In terzo luogo il Belgio in campo bioetico si segnala perché gioca a carte scoperte. Solo pochi mesi fa è stata introdotta l’eutanasia infantile (che per sua natura è facilmente praticabile senza consenso del piccolo paziente) ed ora si alza la posta: eutanasia imposta anche senza autorizzazione del malato e ascoltando il parere di parenti e amici con un solo orecchio. La novità non risiede solo nella mancanza di consenso del paziente, ma nel fatto che tale proposta, come quella della “dolce morte” infantile, non mira ad ulteriori obiettivi nascosti come ad esempio avviene qui in Italia.
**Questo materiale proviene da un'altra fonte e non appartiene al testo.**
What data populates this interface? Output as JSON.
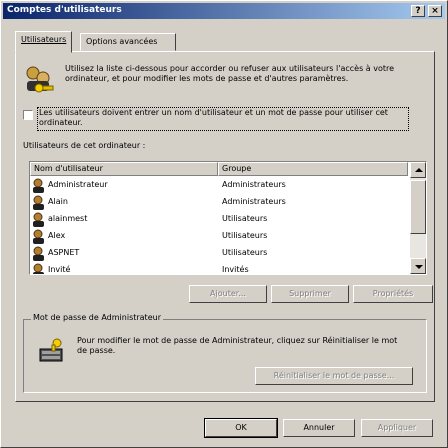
{
  "window": {
    "title": "Comptes d'utilisateurs",
    "help_button": "?",
    "close_button": "×"
  },
  "tabs": [
    {
      "label": "Utilisateurs",
      "active": true
    },
    {
      "label": "Options avancées",
      "active": false
    }
  ],
  "info": {
    "text": "Utilisez la liste ci-dessous pour accorder ou refuser aux utilisateurs l'accès à votre ordinateur, et pour modifier les mots de passe et d'autres paramètres."
  },
  "checkbox": {
    "checked": false,
    "label": "Les utilisateurs doivent entrer un nom d'utilisateur et un mot de passe pour utiliser cet ordinateur."
  },
  "users_section": {
    "title": "Utilisateurs de cet ordinateur :",
    "columns": [
      "Nom d'utilisateur",
      "Groupe"
    ],
    "rows": [
      {
        "name": "Administrateur",
        "group": "Administrateurs"
      },
      {
        "name": "Alain",
        "group": "Administrateurs"
      },
      {
        "name": "alainmest",
        "group": "Utilisateurs"
      },
      {
        "name": "Alex",
        "group": "Utilisateurs"
      },
      {
        "name": "ASPNET",
        "group": "Utilisateurs"
      },
      {
        "name": "Invité",
        "group": "Invités"
      }
    ]
  },
  "list_buttons": {
    "add": "Ajouter...",
    "delete": "Supprimer",
    "properties": "Propriétés"
  },
  "admin_password": {
    "title": "Mot de passe de Administrateur",
    "text": "Pour modifier le mot de passe de Administrateur, cliquez sur Réinitialiser le mot de passe.",
    "reset_button": "Réinitialiser le mot de passe..."
  },
  "dialog_buttons": {
    "ok": "OK",
    "cancel": "Annuler",
    "apply": "Appliquer"
  },
  "colors": {
    "title_gradient_start": "#0a246a",
    "title_gradient_end": "#a6caf0",
    "face": "#d4d0c8"
  }
}
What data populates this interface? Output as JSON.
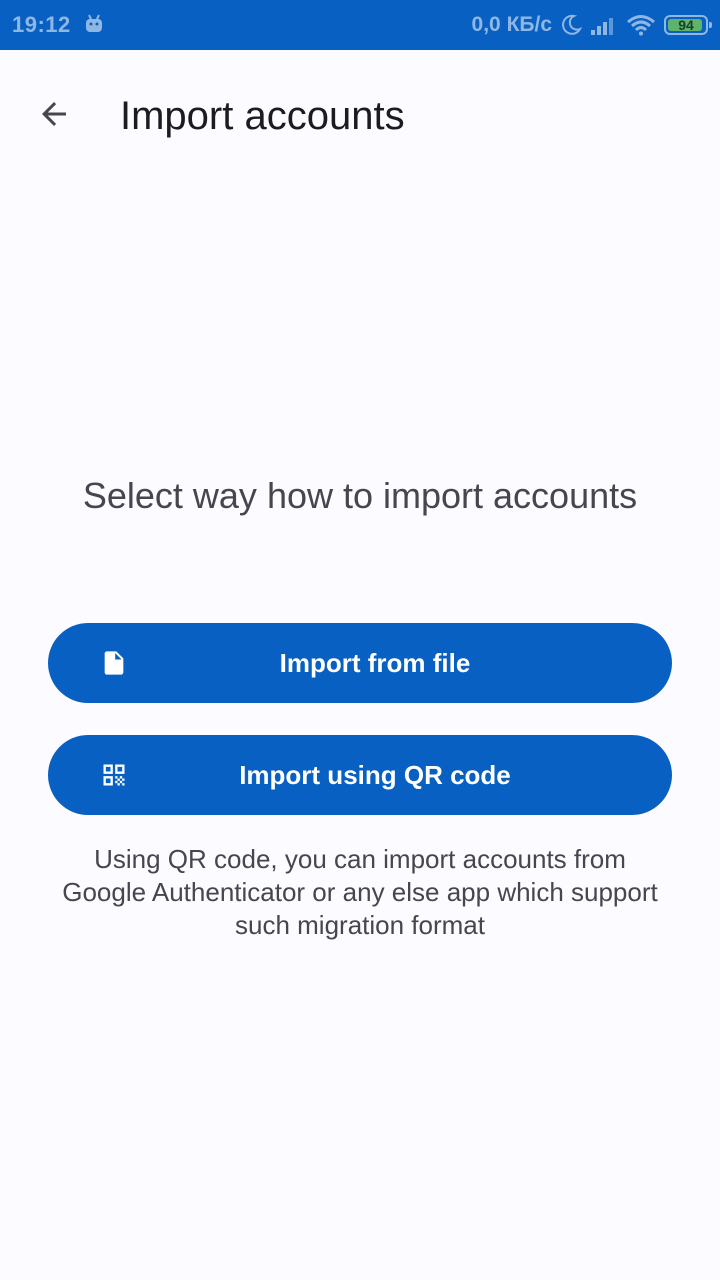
{
  "status_bar": {
    "time": "19:12",
    "network_speed": "0,0 КБ/с",
    "battery_level": "94",
    "battery_fraction": 0.94
  },
  "app_bar": {
    "title": "Import accounts",
    "back_icon": "arrow-back-icon"
  },
  "content": {
    "heading": "Select way how to import accounts",
    "import_file_label": "Import from file",
    "import_file_icon": "file-icon",
    "import_qr_label": "Import using QR code",
    "import_qr_icon": "qr-code-icon",
    "hint": "Using QR code, you can import accounts from Google Authenticator or any else app which support such migration format"
  },
  "colors": {
    "primary": "#0860C2",
    "background": "#FCFBFF",
    "text_primary": "#1C1B1F",
    "text_secondary": "#46464F"
  }
}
Tempo fa infatti si discuteva nel nostro Parlamento di varare una legge sulle Dichiarazioni anticipate di trattamento. Ma era solo una testa di ponte per avere l’eutanasia. Cambiando tema, ma non cambiando musica, anche il Ddl Scalfarotto – per stessa ammissione del suo primo firmatario – non persegue tanto l’obiettivo di eliminare le discriminazioni a sfondo “omofobico”, bensì vuole sdoganare le “nozze” gay. In Belgio invece questa fase di mascheramento è ormai abbondantemente superata. Non si hanno peli sulla lingua e non si hanno remore a sostenere che l’eutanasia è cosa buona e dunque perché non elargirla a tutti, volenti o nolenti? Non si usano più cavalli di Troia per vincere le battaglie, ma a viso aperto si chiede quello che si ritiene un diritto sacrosanto. Senza troppi infingimenti.